James Heath has gone from collecting cash for his family business to hopefully collecting the winnings many believe he’s overdue from golf at the SSE Scottish Hydro Challenge.
The 33-year-old was once a highly rated amateur prospect feted by Sir Nick Faldo but admitted “life got in the way” of his golf game as he tried to make his way in the professional game.
This winter he was even reduced to collecting cash owed to his father’s heating business in New Malden in south west London, but he’s aiming to pick up a sizeable amount for his own pocket this weekend.
Yesterday before the long-predicted rain and lightning eventually arrived to cause a three-and-a-half-hour delay to play at Macdonald Hotel’s Spey Valley course, Heath raced round in a hugely impressive nine-under 62, which would have equalled Brooks Koepka’s course record had preferred lies not been in operation.
Heath still trailed Northern Ireland’s Chris Selfridge by a shot on a day which once again illustrated the incredible quality of the Challenge Tour. The 24-year-old leads on 13-under after a 65 and a 64, the cut mark was hovering at three-under and unless you had at least a 66 on one of your cards, you’re weren’t going to be troubling the top of the leaderboard.
Heath admits that he’s needed “little nuggets” every so often to restore his faith that he can make it at the top level, and yesterday was obviously one of those.
“As with all good rounds it felt like a breeze, a couple of 25-footers go in and you reach a couple of par fives in two,” he said.
“I was tipped by some to go quite far many years ago, but far too much has gone since then. Life got in the way a bit and really I just didn’t play good enough.
“But I’m still just trying to stick at it. There have been too many times to count over the years when I have doubted myself, it has been a real rollercoaster, but I seem to have cracked on and I’ve just managed to keep my head above water.”
Selfridge played well here last year and obviously has a liking for the Aviemore track, adding a 64 to his first round 65.
“Momentum is massive in golf, there’s no getting around that,” he said. “Whenever you make that big putt and you head to the next tee, you feel like you’re floating at times, so it was very important today.
“I played quite well here last year and I love the venue; really I think back over my career and think, have I ever played better over two rounds than this week? Probably not, but there’s such a long way to go and golf is a cruel game at times so I’m well aware of what can happen.”
And he has the best of both worlds for relaxing when he gets off the course and watches the Boys In Green from both sides of the border.
“I support both Irish teams quite closely and it’s brilliant to see them both going through,” he said. “It’s actually been a great distraction – everyone you meet or play with is talking about it.

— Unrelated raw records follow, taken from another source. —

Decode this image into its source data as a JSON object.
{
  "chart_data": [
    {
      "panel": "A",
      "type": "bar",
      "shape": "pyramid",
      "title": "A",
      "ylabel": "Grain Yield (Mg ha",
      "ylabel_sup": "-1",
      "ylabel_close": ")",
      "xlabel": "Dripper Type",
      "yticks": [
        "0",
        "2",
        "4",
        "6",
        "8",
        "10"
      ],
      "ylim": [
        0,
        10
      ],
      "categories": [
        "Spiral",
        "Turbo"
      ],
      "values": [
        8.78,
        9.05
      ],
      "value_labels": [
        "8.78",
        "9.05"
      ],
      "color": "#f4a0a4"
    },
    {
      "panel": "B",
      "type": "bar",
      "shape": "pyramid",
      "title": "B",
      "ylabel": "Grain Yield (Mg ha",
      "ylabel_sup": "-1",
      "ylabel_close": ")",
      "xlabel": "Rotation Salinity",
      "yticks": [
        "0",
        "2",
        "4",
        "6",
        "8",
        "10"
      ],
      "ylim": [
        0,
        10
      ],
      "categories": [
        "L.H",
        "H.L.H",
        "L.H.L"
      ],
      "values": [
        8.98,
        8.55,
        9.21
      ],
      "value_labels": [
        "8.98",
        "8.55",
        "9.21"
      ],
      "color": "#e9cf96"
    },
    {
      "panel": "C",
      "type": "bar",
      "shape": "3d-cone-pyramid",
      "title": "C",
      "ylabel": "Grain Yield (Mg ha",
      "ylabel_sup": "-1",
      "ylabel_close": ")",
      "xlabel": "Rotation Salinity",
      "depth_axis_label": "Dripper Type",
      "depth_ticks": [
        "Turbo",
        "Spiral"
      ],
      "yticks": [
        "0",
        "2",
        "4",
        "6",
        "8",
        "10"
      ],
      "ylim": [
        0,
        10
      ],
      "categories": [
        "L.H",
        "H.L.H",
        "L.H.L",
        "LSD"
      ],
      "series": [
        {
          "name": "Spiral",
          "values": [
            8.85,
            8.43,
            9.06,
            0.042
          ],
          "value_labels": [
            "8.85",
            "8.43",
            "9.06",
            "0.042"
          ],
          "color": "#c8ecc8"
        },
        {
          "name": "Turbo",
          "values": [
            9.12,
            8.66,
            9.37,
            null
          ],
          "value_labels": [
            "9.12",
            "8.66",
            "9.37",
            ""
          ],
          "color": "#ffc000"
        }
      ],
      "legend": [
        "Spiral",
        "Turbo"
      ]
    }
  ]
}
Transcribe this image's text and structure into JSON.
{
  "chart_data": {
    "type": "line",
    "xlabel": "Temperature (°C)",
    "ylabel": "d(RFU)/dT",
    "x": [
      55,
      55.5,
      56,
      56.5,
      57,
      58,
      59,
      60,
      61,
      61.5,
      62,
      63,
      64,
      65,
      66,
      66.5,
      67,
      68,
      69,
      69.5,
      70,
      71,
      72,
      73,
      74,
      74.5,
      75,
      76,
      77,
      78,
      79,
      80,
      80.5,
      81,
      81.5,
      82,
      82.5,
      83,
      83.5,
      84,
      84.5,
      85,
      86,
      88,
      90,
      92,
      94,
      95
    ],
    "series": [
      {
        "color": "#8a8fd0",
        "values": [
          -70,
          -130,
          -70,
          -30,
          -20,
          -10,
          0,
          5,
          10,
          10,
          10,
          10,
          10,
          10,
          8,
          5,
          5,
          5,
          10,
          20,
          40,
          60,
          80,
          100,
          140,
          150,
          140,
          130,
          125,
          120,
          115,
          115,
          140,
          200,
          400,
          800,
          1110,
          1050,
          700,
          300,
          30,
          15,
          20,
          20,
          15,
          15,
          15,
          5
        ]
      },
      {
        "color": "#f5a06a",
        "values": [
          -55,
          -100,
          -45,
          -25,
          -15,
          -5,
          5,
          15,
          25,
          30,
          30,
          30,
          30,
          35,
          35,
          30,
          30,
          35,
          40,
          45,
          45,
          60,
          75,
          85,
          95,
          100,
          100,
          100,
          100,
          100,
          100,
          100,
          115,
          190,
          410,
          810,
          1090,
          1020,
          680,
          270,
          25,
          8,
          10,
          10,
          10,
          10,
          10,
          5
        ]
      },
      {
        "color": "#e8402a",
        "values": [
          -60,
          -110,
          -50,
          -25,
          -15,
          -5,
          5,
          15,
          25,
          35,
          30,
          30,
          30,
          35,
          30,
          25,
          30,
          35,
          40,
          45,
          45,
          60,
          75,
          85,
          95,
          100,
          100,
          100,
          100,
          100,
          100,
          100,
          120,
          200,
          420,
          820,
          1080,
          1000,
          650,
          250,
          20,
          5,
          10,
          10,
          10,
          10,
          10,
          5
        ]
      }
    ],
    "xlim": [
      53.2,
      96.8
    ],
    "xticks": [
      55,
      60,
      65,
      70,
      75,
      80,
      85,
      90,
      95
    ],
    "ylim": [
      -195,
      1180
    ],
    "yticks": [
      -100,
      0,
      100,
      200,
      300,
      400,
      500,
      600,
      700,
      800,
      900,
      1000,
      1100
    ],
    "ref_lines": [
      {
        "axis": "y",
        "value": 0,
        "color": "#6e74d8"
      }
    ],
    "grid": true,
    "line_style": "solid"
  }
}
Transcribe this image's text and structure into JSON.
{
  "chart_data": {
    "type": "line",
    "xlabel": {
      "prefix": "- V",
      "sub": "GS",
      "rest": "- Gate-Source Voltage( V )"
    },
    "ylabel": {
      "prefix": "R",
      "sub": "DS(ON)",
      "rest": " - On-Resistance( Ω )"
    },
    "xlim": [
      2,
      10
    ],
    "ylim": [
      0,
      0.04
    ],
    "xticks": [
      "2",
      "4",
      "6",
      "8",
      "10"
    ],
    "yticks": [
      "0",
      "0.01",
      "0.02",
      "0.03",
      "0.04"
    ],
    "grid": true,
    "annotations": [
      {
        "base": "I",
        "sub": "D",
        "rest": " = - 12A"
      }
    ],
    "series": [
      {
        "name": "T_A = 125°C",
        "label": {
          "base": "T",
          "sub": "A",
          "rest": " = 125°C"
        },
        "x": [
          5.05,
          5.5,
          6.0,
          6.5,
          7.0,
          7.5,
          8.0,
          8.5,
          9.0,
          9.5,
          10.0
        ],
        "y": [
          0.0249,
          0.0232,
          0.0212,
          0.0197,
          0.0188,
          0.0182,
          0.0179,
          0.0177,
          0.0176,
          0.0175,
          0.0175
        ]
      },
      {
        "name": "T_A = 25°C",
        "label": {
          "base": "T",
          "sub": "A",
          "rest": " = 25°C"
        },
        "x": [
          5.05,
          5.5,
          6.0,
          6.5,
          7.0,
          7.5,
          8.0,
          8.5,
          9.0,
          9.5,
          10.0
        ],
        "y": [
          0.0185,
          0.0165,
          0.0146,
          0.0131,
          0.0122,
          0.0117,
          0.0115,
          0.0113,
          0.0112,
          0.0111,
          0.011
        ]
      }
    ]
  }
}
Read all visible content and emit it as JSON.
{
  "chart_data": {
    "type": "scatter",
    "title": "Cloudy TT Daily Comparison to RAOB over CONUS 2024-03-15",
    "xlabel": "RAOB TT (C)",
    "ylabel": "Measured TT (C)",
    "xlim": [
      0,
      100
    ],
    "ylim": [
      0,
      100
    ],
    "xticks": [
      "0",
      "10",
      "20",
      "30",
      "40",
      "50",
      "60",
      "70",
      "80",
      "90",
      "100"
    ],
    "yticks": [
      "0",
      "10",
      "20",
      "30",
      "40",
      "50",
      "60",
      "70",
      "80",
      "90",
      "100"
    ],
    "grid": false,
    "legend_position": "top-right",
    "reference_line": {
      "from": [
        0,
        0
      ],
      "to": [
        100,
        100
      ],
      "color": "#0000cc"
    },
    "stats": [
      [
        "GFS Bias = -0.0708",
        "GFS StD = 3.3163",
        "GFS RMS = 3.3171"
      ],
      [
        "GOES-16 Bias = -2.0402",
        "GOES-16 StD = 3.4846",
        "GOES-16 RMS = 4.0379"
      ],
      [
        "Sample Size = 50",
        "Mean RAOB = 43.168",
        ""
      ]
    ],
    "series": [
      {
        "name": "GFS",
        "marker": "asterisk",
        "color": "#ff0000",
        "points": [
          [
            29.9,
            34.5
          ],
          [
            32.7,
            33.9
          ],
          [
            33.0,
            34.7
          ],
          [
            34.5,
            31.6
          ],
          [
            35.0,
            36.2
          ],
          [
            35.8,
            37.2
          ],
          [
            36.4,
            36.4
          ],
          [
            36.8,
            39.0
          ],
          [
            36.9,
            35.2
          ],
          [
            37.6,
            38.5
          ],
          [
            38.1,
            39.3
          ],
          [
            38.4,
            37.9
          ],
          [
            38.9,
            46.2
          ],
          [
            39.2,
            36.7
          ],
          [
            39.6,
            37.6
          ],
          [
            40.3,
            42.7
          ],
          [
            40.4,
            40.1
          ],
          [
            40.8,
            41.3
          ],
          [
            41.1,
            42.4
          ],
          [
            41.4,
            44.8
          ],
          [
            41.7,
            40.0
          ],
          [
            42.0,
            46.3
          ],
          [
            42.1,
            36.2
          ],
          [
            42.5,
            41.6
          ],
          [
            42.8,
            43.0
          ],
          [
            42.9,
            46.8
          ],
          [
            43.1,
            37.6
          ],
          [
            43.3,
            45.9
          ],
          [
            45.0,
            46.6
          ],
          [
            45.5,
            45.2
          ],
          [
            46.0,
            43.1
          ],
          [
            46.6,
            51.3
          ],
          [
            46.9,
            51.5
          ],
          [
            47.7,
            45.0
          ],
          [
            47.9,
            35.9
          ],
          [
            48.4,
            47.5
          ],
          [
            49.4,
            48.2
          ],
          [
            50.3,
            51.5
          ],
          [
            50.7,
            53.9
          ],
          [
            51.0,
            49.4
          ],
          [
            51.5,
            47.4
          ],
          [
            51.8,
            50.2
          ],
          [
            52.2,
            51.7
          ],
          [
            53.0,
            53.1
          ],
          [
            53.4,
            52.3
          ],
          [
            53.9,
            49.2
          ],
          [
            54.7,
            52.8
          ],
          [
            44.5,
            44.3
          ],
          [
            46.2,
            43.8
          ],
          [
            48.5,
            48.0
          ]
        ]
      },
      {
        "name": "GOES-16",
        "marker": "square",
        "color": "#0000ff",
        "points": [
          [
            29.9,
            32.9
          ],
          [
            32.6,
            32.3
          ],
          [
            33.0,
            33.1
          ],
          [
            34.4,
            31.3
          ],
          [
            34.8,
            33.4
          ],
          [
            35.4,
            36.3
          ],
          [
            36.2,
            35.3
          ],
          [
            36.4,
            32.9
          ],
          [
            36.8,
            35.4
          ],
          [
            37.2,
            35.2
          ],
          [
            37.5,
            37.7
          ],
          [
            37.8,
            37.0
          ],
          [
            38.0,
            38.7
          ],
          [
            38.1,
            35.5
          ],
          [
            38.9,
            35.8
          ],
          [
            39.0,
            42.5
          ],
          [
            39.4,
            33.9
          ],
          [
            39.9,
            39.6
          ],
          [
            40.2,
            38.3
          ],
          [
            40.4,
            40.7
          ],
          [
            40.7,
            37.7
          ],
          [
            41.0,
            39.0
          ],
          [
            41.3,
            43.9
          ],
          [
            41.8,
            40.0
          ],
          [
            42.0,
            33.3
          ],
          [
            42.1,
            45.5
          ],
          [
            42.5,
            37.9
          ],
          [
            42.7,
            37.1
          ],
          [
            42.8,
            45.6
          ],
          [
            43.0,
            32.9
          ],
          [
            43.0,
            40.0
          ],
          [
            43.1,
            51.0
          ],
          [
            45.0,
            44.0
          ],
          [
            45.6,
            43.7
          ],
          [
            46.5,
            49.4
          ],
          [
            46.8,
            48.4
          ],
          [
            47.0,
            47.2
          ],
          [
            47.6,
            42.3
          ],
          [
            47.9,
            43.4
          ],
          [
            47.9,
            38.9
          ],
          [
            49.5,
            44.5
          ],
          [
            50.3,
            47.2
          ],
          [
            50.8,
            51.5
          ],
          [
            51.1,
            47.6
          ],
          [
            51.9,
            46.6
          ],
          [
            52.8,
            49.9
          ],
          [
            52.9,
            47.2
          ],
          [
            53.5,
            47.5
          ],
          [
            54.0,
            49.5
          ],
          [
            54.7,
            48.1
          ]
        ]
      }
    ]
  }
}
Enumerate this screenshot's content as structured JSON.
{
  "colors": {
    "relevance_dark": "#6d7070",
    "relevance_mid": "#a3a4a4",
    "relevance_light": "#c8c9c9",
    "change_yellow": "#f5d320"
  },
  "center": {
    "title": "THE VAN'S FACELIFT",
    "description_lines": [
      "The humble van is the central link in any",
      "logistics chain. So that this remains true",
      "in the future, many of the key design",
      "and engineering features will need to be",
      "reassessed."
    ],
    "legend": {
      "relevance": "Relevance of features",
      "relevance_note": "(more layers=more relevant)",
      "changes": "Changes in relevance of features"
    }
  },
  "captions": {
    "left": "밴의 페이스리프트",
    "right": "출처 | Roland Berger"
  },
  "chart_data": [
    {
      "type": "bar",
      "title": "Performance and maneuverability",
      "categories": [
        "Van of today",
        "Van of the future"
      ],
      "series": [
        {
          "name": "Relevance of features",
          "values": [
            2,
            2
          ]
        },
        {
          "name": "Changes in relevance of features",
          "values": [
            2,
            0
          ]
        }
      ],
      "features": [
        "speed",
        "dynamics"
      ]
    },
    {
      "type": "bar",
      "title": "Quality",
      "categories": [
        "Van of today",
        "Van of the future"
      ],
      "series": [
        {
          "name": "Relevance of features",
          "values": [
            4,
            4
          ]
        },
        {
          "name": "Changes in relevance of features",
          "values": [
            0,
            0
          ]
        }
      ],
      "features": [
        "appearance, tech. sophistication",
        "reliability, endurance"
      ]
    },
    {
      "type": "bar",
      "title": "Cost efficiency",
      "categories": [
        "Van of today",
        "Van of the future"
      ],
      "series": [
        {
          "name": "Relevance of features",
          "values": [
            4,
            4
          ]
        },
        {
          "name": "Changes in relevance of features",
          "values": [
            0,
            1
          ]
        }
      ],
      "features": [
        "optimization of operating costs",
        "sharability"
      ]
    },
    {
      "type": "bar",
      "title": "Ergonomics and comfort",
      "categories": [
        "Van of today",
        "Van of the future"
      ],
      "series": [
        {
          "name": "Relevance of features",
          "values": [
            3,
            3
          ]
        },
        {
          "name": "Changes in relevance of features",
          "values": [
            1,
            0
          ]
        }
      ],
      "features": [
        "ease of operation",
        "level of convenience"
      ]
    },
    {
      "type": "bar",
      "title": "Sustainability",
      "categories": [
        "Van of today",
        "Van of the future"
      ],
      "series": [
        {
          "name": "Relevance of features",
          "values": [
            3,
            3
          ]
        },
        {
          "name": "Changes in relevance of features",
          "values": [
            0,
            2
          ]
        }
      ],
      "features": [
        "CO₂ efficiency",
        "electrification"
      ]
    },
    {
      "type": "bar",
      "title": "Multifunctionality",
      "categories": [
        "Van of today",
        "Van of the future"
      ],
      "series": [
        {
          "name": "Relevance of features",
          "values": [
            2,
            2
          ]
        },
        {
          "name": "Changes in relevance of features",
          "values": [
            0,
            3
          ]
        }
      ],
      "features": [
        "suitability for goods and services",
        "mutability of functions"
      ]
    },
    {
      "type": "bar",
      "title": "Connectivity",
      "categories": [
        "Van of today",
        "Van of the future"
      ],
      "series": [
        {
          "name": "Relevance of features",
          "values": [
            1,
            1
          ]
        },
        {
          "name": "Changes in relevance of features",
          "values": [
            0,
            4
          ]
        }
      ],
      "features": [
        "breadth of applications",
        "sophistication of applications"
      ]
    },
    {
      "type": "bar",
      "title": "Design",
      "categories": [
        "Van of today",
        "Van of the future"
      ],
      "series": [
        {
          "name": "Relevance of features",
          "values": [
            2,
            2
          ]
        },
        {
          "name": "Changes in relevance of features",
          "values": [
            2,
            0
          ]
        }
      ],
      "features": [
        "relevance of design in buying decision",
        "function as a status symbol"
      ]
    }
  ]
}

“It’s good to see and I hope both teams do well. I fancy Northern Ireland to beat Wales but we’ll see how it goes.”
Play was suspended at 3.35 pm with the first groups of the second wave of the field having just passed the turn, and only five of the 27 Scots in the field inside the cut mark.
George Murray and Peter Whiteford were standing pat on their first round scores but the most progress was being made by two amateurs, Connor Syme and Robert MacIntyre.
Amateur finalist MacIntyre followed his 69 with a 70 to be just inside the cut mark at three-under while Drumoig’s Syme was an impressive four-under for 11 holes of his second round when the weather brought a halt to proceedings.